Mike Shulman (Aug 18 2022 at 17:50):

$\rm Adj(Adj(B)$ plays an important role in the specification of modal type theories for adjoint strings, particularly cohesion. When you specify a 2-category $\cal M$ as the "mode theory" for a type theory, then every morphism in $\cal M$ gives rise to an adjoint pair of modal operators, a "positive" one (with a left universal property) and a "negative" one (with a right universal property). Thus, if you want an adjoint triple of modal operators, you can achieve that by specifying an adjoint pair of morphisms in $\cal M$ .

A more category-theoretic way of saying something similar is that if $p:C\to B$ is a bifibration (i.e. both a fibration and an opfibration), then every morphism in $B$ gives rise to an adjoint pair of functors between the fibers over its domain and codomain. Therefore, an adjoint pair of morphisms in $B$ gives rise to an adjoint triple of functors between these fibers.

Kenji Maillard (Aug 19 2022 at 14:50):

Oscar Cunningham said:

It's also worth noting that you can go one step below the level of functors.
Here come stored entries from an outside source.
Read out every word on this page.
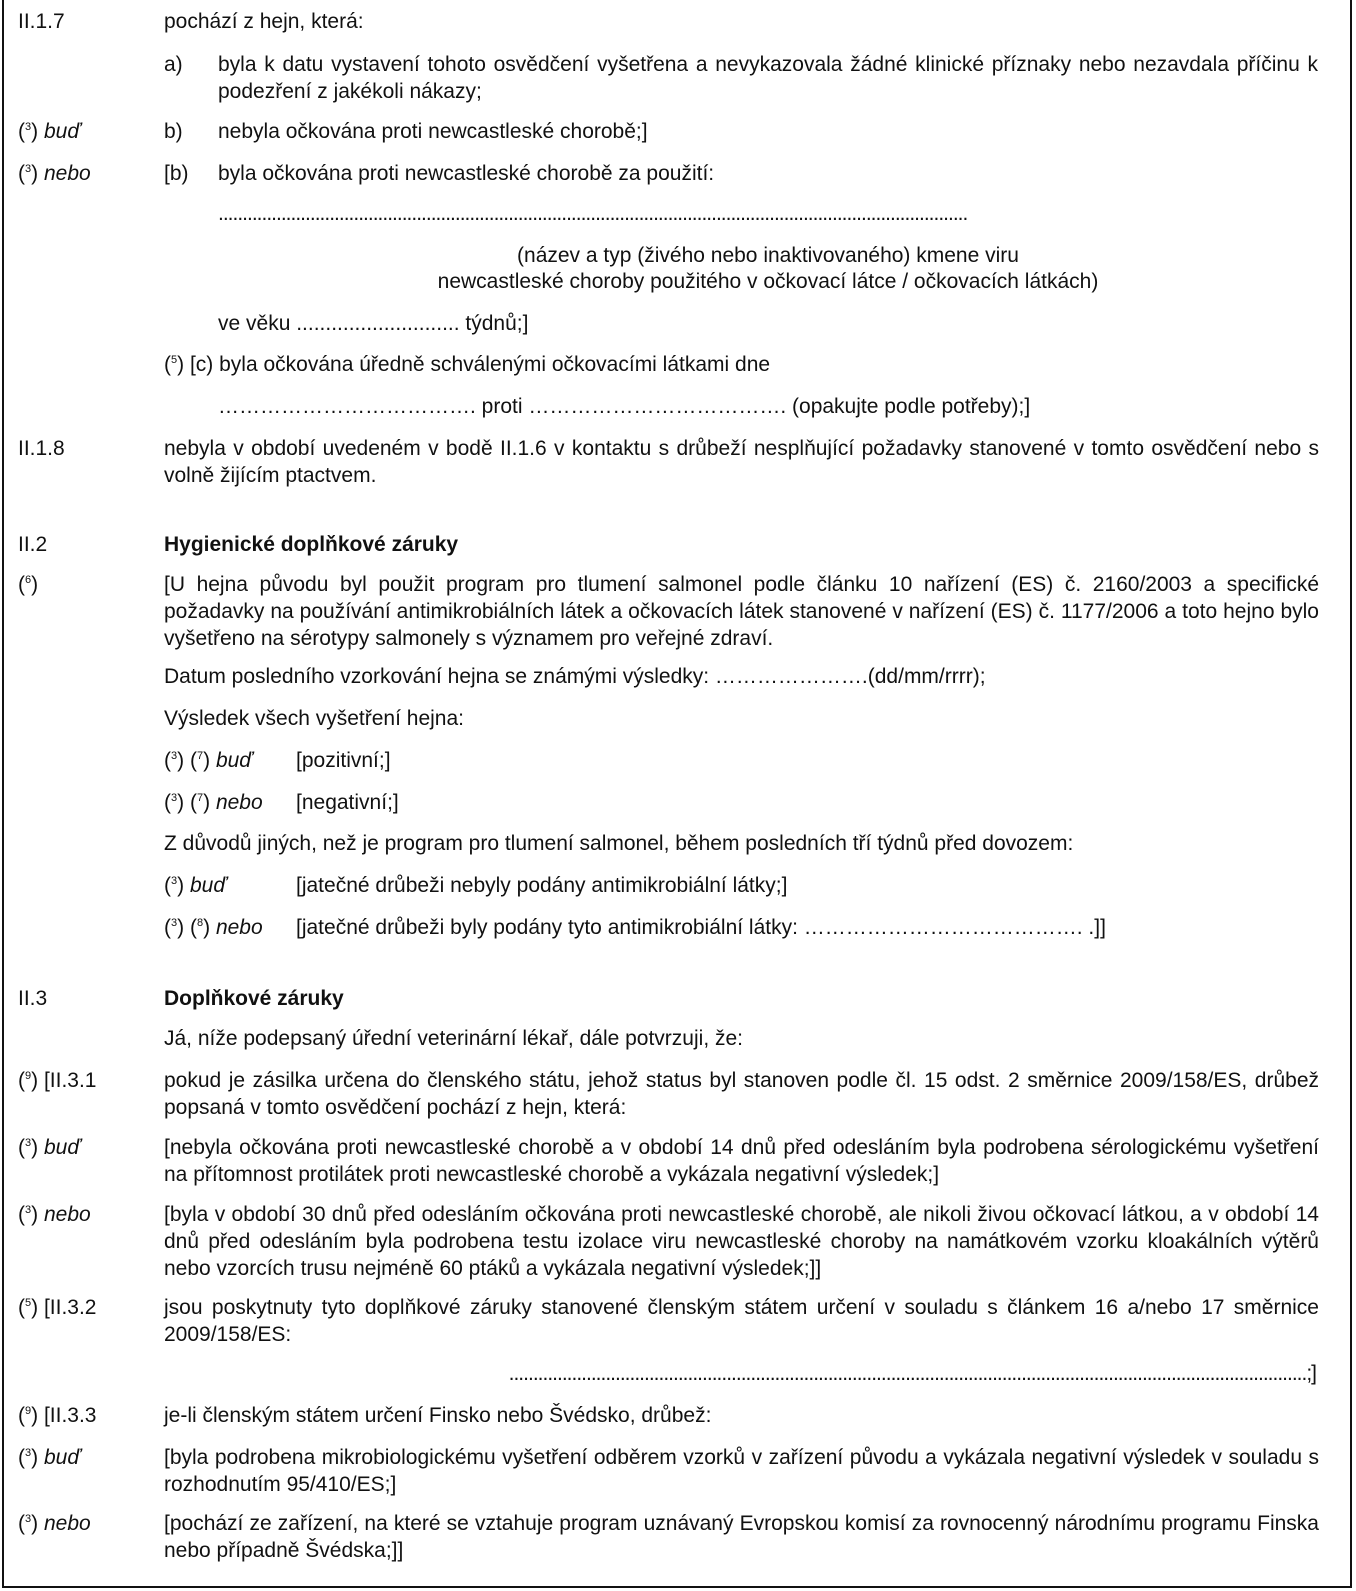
II.1.7	pochází z hejn, která:
a) byla k datu vystavení tohoto osvědčení vyšetřena a nevykazovala žádné klinické příznaky nebo nezavdala příčinu k podezření z jakékoli nákazy;
($^3$) buď	b) nebyla očkována proti newcastleské chorobě;]
($^3$) nebo	[b) byla očkována proti newcastleské chorobě za použití:
...........................................................................................................................................................
(název a typ (živého nebo inaktivovaného) kmene viru
newcastleské choroby použitého v očkovací látce / očkovacích látkách)
ve věku ............................ týdnů;]
($^5$) [c) byla očkována úředně schválenými očkovacími látkami dne
………………………………. proti ………………………………. (opakujte podle potřeby);]
II.1.8	nebyla v období uvedeném v bodě II.1.6 v kontaktu s drůbeží nesplňující požadavky stanovené v tomto osvědčení nebo s volně žijícím ptactvem.
II.2	Hygienické doplňkové záruky
($^6$)	[U hejna původu byl použit program pro tlumení salmonel podle článku 10 nařízení (ES) č. 2160/2003 a specifické požadavky na používání antimikrobiálních látek a očkovacích látek stanovené v nařízení (ES) č. 1177/2006 a toto hejno bylo vyšetřeno na sérotypy salmonely s významem pro veřejné zdraví.
Datum posledního vzorkování hejna se známými výsledky: ………………….(dd/mm/rrrr);
Výsledek všech vyšetření hejna:
($^3$) ($^7$) buď [pozitivní;]
($^3$) ($^7$) nebo [negativní;]
Z důvodů jiných, než je program pro tlumení salmonel, během posledních tří týdnů před dovozem:
($^3$) buď	[jatečné drůbeži nebyly podány antimikrobiální látky;]
($^3$) ($^8$) nebo [jatečné drůbeži byly podány tyto antimikrobiální látky: …………………………………. .]]
II.3	Doplňkové záruky
Já, níže podepsaný úřední veterinární lékař, dále potvrzuji, že:
($^9$) [II.3.1	pokud je zásilka určena do členského státu, jehož status byl stanoven podle čl. 15 odst. 2 směrnice 2009/158/ES, drůbež popsaná v tomto osvědčení pochází z hejn, která:
($^3$) buď	[nebyla očkována proti newcastleské chorobě a v období 14 dnů před odesláním byla podrobena sérologickému vyšetření na přítomnost protilátek proti newcastleské chorobě a vykázala negativní výsledek;]
($^3$) nebo	[byla v období 30 dnů před odesláním očkována proti newcastleské chorobě, ale nikoli živou očkovací látkou, a v období 14 dnů před odesláním byla podrobena testu izolace viru newcastleské choroby na namátkovém vzorku kloakálních výtěrů nebo vzorcích trusu nejméně 60 ptáků a vykázala negativní výsledek;]]
($^5$) [II.3.2	jsou poskytnuty tyto doplňkové záruky stanovené členským státem určení v souladu s článkem 16 a/nebo 17 směrnice 2009/158/ES:
.....................................................................................................................................................................;]
($^9$) [II.3.3	je-li členským státem určení Finsko nebo Švédsko, drůbež:
($^3$) buď	[byla podrobena mikrobiologickému vyšetření odběrem vzorků v zařízení původu a vykázala negativní výsledek v souladu s rozhodnutím 95/410/ES;]
($^3$) nebo	[pochází ze zařízení, na které se vztahuje program uznávaný Evropskou komisí za rovnocenný národnímu programu Finska nebo případně Švédska;]]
Functors are themselves adjunctions of profunctors. So adjoint $n$ -tuples of functors are adjoint $(n+1)$ -tuples of profunctors.

Hmmm... I wonder if there's a universal way to go down a level. Does $\mathbf{Adj}$ have an adjoint?
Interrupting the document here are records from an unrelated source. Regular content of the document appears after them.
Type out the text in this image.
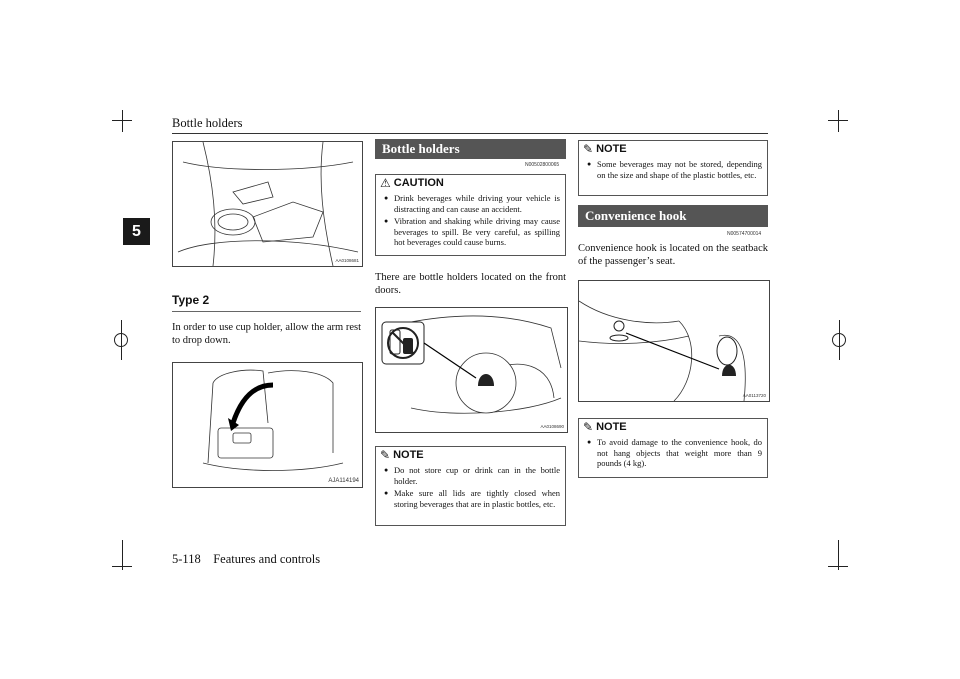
Bottle holders
5
AA0108681
Type 2
In order to use cup holder, allow the arm rest to drop down.
AJA114194
Bottle holders
N00502800065
⚠ CAUTION
● Drink beverages while driving your vehicle is distracting and can cause an accident.
● Vibration and shaking while driving may cause beverages to spill. Be very careful, as spilling hot beverages could cause burns.
There are bottle holders located on the front doors.
AA0108690
✎ NOTE
● Do not store cup or drink can in the bottle holder.
● Make sure all lids are tightly closed when storing beverages that are in plastic bottles, etc.
✎ NOTE
● Some beverages may not be stored, depending on the size and shape of the plastic bottles, etc.
Convenience hook
N00574700014
Convenience hook is located on the seatback of the passenger’s seat.
AA0113720
✎ NOTE
● To avoid damage to the convenience hook, do not hang objects that weight more than 9 pounds (4 kg).
5-118    Features and controls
For a (complete enough) $2$ -category $\mathcal{K}$ , one can construct its $2$ -category of two-sided discrete fibrations $\mathbf{DFib}(\mathcal{K})$ . Given a $1$ -cell $f \in \mathcal{K}(a,b)$ , I think you get an adjoint pair $(f/b) \dashv (b/f)$ in $\mathbf{DFib}(\mathcal{K})$ by considering the adequate comma objects.
In the other direction, an adjunction $u \dashv v$ of two-sided discrete fibrations ( $u \in \mathbf{DFib}(\mathcal{K})(a,b), v \in \mathbf{DFib}(\mathcal{K})(b,a)$ ), induce representably a family of adjunctions between profunctors $\mathcal{K}(z, u) : \mathcal{K}(z, a) \leadsto \mathcal{K}(z, b)$ and $\mathcal{K}(z, v) : \mathcal{K}(z, b) \leadsto \mathcal{K}(z, a)$ naturally in $z \in \mathcal{K}$ , which then correspond to a family of functors $\mathcal{K}(z, a) \to \mathcal{K}(z, b)$ naturally in $z$ , hence to a $1$ -cell from $a$ to $b$ in $\mathcal{K}$ .
This let me think that $\mathbf{Adj}(\mathbf{DFib}(\mathcal{K}))$ might be equivalent to $\mathcal{K}$ whenever the construction makes sense, providing some kind of inverse construction to $\mathbf{Adj}$ .
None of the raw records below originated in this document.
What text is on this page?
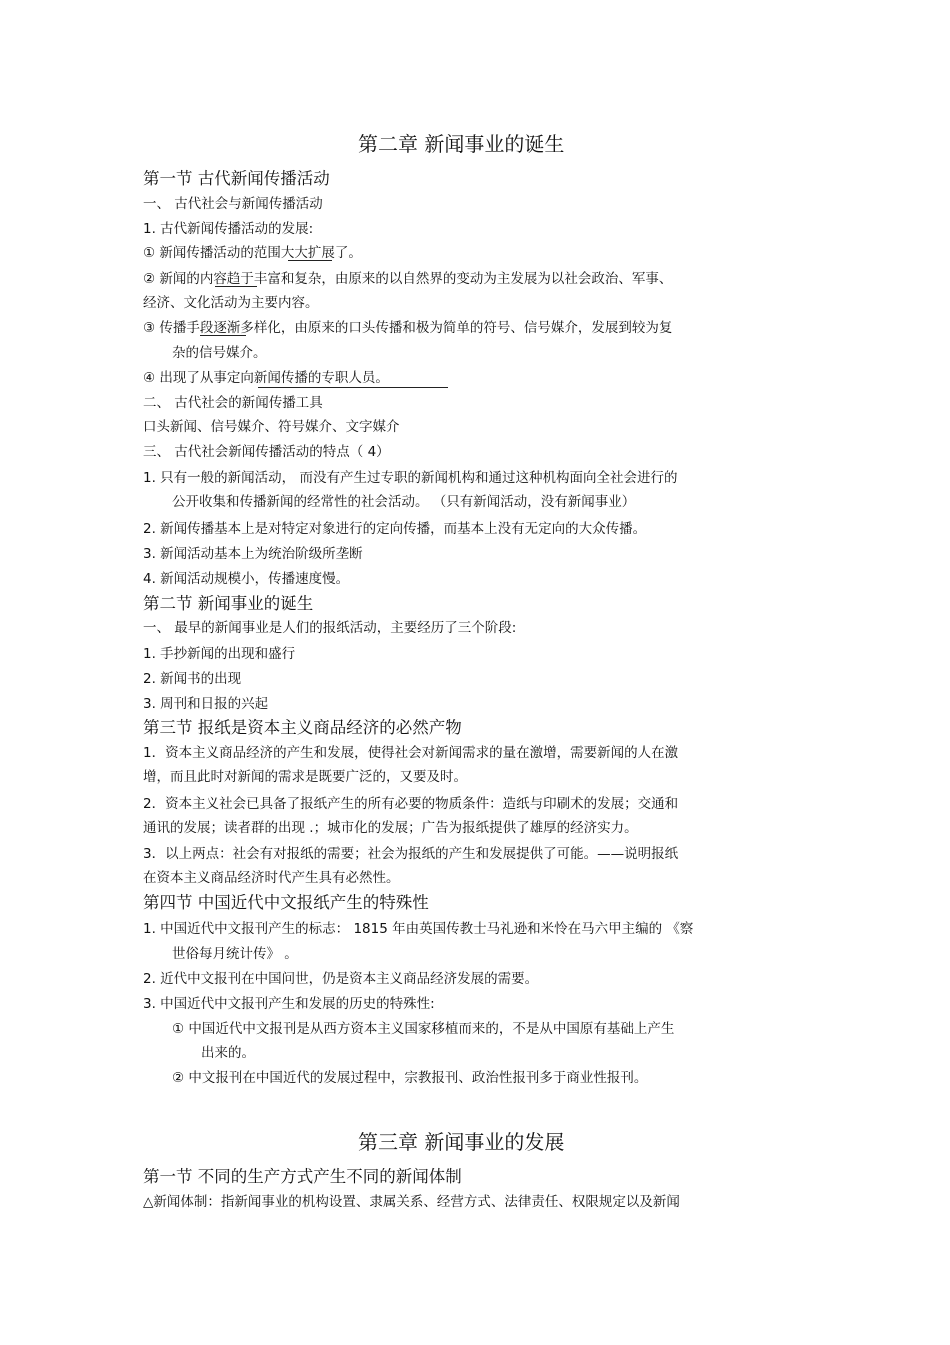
第二章 新闻事业的诞生
第一节 古代新闻传播活动
一、 古代社会与新闻传播活动
1. 古代新闻传播活动的发展:
① 新闻传播活动的范围大大扩展了。
② 新闻的内容趋于丰富和复杂，由原来的以自然界的变动为主发展为以社会政治、军事、
经济、文化活动为主要内容。
③ 传播手段逐渐多样化，由原来的口头传播和极为简单的符号、信号媒介，发展到较为复
杂的信号媒介。
④ 出现了从事定向新闻传播的专职人员。
二、 古代社会的新闻传播工具
口头新闻、信号媒介、符号媒介、文字媒介
三、 古代社会新闻传播活动的特点（ 4）
1. 只有一般的新闻活动， 而没有产生过专职的新闻机构和通过这种机构面向全社会进行的
公开收集和传播新闻的经常性的社会活动。 （只有新闻活动，没有新闻事业）
2. 新闻传播基本上是对特定对象进行的定向传播，而基本上没有无定向的大众传播。
3. 新闻活动基本上为统治阶级所垄断
4. 新闻活动规模小，传播速度慢。
第二节 新闻事业的诞生
一、 最早的新闻事业是人们的报纸活动，主要经历了三个阶段:
1. 手抄新闻的出现和盛行
2. 新闻书的出现
3. 周刊和日报的兴起
第三节 报纸是资本主义商品经济的必然产物
1．资本主义商品经济的产生和发展，使得社会对新闻需求的量在激增，需要新闻的人在激
增，而且此时对新闻的需求是既要广泛的，又要及时。
2．资本主义社会已具备了报纸产生的所有必要的物质条件：造纸与印刷术的发展；交通和
通讯的发展；读者群的出现 .；城市化的发展；广告为报纸提供了雄厚的经济实力。
3．以上两点：社会有对报纸的需要；社会为报纸的产生和发展提供了可能。——说明报纸
在资本主义商品经济时代产生具有必然性。
第四节 中国近代中文报纸产生的特殊性
1. 中国近代中文报刊产生的标志： 1815 年由英国传教士马礼逊和米怜在马六甲主编的 《察
世俗每月统计传》 。
2. 近代中文报刊在中国问世，仍是资本主义商品经济发展的需要。
3. 中国近代中文报刊产生和发展的历史的特殊性:
① 中国近代中文报刊是从西方资本主义国家移植而来的，不是从中国原有基础上产生
出来的。
② 中文报刊在中国近代的发展过程中，宗教报刊、政治性报刊多于商业性报刊。
第三章 新闻事业的发展
第一节 不同的生产方式产生不同的新闻体制
△新闻体制：指新闻事业的机构设置、隶属关系、经营方式、法律责任、权限规定以及新闻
Oscar Cunningham (Aug 21 2022 at 10:36):

Interesting. So basically take the definition of profunctors in terms of functors and repeat it in an arbitrary $2$ -category. I can't quite see what this gives when you apply it to $\mathbf{Adj}(\mathbf{Cat})$ , but it's not just $\mathbf{Cat}$ because there's a functor from $0$ to $1$ but if there was an object with an adjunction to both $0$ and $1$ then we could compose a functor going the other way.

Kenji Maillard (Aug 22 2022 at 09:07):

A similar argument also shows that $\mathbf{Adj}$ cannot be the underlying functor of a monad or a comonad.
If $\mathbf{adj}$ is the walking adjunction (the $2$ -category with two objects and a single adjunction between these), then $\mathbf{Adj}(\mathbf{adj}) = \to$ the walking arrow $2$ -category and $\mathbf{Adj}(\to) = \mathbb{2}$ the discrete $2$ -category with two objects. There is no functor from $\to$ to $\mathbb{2}$ and no functor from $\mathbf{adj}$ to $\to$ , so the former shows that $\mathbf{Adj}$ cannot be equipped with a comultiplication, and the latter that it cannot be equipped with a unit.

Oscar Cunningham (Aug 22 2022 at 11:24):

There are functors between those categories but they're all constant. Is that enough?

Kenji Maillard (Aug 22 2022 at 12:52):

Right, I have been too hasty. But in both cases you have to satisfy unitality/counitality equations that prevent constant functors to be valid solutions.